Predavanje "Electrical Tissue Property Imaging"

Abstract: The human body is an electrically conducting object with various ions and charge-carrying molecules in complicated structures of cells, tissues and organs. Endogenous currents are generated from excitable cells and exogenous currents can be injected or induced by man-made devices. Inside the human body, there exist electric and magnetic field distributions, which are commonly expressed as voltage, current density and magnetic flux density. In bioelectromagnetism, we study the interplays of these quantities related with structure, pathology, function and metabolism of cells, tissues and organs. 

There are numerous research opportunities and challenges when we view bioelectromagnetism as a tool for imaging. We should non-invasively measure the voltage, current and magnetic flux density data with high signal-to-noise ratio and sensitivity. Innovative new sensing methods are being developed using electrodes and coils with various configurations. Not only presenting and analysing these measured data, we can also reconstruct cross-sectional images of electrical conductivity and permittivity distributions inside electrically conducting objects from the data. 

Electrical impedance tomography (EIT), magnetic resonance electrical impedance tomography (MREIT) and conductivity tensor imaging (CTI) are three imaging methods of interest in bioelectromagnetism. In EIT, electrical currents are injected into an electrically conducting object such as the human body and induced voltages are measured on its surface to produce cross-sectional images of internal conductivity and permittivity distributions. Clinical applications of a portable EIT system may include real-time imaging of lung ventilation and perfusion, real-time imaging of cardiac functions, abdominal fat imaging, upper airway imaging and sleep apnea monitoring and others. MREIT utilizes an MRI scanner to produce high-resolution conductivity and current density images. Its applications may include early-stage tumor imaging, temperature imaging, electric field imaging during electroporation and current density imaging during deep brain stimulation (DBS), transcranial dc stimulation (tDCS) and others. CTI is a new electrodeless conductivity tensor imaging method, which can be easily implemented in a clinical MRI scanner without added hardware for current injection. CTI is expected to find numerous clinical applications as a new diagnostic imaging method. Technical details, experimental validations and applications of EIT, MREIT and CTI in clinical medicine and also biotechnology will be discussed.

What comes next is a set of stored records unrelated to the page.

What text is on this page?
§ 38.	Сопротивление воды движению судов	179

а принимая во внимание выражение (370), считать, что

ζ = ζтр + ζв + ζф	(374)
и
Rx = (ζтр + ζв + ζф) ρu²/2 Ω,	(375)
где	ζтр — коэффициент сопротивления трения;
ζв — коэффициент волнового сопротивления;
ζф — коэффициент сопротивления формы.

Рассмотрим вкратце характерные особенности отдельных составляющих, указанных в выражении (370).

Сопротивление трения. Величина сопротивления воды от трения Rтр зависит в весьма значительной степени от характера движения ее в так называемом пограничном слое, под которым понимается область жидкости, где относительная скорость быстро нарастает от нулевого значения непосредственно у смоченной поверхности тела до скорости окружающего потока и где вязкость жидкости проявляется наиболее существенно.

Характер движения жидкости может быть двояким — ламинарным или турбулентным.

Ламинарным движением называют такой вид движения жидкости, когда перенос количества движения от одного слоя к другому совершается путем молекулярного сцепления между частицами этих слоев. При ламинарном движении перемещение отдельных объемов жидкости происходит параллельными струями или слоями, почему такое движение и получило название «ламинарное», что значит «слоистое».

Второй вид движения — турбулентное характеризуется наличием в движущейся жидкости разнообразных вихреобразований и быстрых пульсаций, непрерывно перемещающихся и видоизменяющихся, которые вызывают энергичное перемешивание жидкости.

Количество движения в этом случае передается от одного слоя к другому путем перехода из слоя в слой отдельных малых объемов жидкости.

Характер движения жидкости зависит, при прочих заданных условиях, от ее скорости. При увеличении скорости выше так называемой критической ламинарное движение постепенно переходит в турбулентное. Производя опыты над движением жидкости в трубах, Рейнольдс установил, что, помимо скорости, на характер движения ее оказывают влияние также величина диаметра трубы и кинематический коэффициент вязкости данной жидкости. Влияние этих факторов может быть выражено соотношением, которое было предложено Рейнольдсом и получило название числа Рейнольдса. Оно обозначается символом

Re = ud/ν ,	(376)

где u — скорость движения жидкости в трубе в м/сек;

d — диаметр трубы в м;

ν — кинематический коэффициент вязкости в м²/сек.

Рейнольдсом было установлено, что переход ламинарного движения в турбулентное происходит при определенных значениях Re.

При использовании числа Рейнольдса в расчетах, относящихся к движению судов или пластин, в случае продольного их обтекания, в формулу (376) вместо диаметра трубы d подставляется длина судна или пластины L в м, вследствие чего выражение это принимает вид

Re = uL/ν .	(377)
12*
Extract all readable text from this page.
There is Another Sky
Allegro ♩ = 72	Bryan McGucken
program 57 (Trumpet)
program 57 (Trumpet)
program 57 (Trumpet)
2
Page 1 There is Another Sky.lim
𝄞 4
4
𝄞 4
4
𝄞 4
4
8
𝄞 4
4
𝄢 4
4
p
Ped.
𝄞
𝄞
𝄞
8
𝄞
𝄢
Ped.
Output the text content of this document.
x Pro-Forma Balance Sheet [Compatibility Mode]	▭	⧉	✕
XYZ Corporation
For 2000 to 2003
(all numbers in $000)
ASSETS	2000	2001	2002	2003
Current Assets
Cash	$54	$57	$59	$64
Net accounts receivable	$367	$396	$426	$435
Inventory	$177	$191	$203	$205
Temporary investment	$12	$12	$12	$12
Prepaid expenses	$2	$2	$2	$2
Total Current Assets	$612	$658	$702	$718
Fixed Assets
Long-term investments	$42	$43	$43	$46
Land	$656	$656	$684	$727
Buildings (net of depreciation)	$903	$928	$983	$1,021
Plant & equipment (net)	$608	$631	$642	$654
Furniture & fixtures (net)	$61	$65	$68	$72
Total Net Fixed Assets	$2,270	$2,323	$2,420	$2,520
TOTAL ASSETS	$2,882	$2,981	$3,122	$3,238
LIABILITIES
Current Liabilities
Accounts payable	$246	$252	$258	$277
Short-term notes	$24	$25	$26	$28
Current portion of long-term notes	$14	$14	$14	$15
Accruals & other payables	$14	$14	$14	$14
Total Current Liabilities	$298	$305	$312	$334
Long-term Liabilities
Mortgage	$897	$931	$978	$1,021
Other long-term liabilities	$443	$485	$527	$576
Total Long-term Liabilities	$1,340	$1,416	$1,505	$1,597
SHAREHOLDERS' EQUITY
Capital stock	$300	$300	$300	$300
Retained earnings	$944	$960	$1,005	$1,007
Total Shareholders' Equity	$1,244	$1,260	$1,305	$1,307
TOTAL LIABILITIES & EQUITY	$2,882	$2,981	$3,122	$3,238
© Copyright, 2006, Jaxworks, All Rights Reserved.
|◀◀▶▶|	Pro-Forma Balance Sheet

Eung Je Woo is currently Professor of Biomedical Engineering, College of Medicine, Kyung Hee University. From 1999 to 2014, he was Professor of Biomedical Engineering, College of Electronics and Information, Kyung Hee University. From 1990 to 1999, he was Assistant and Associate Professor of Biomedical Engineering, College of Medicine, Konkuk University. He received BS and MS degrees in Electronic Engineering from Seoul National University in 1983 and 1985, respectively. In 1990, he received PhD degree in Electrical and Computer Engineering from the University of Wisconsin-Madison. Since 2002, he has been the Director of the Impedance Imaging Research Center (IIRC) at Kyung Hee University. His primary research interests include biomedical instrumentation and impedance imaging methods such as EIT, MREIT, MREPT and CTI. He teaches undergraduate and graduate courses on bioelectromagnetism, biomedical instrumentation, impedance imaging and inverse problem. He has been the member of the KOSOMBE and IEEE EMBS for more than 30 years. He has actively participated in organizing numerous international conferences. In 2006, he was the SPC chair of the WC2006. He is the program chair of the IEEE EMBC17 in Jeju Island.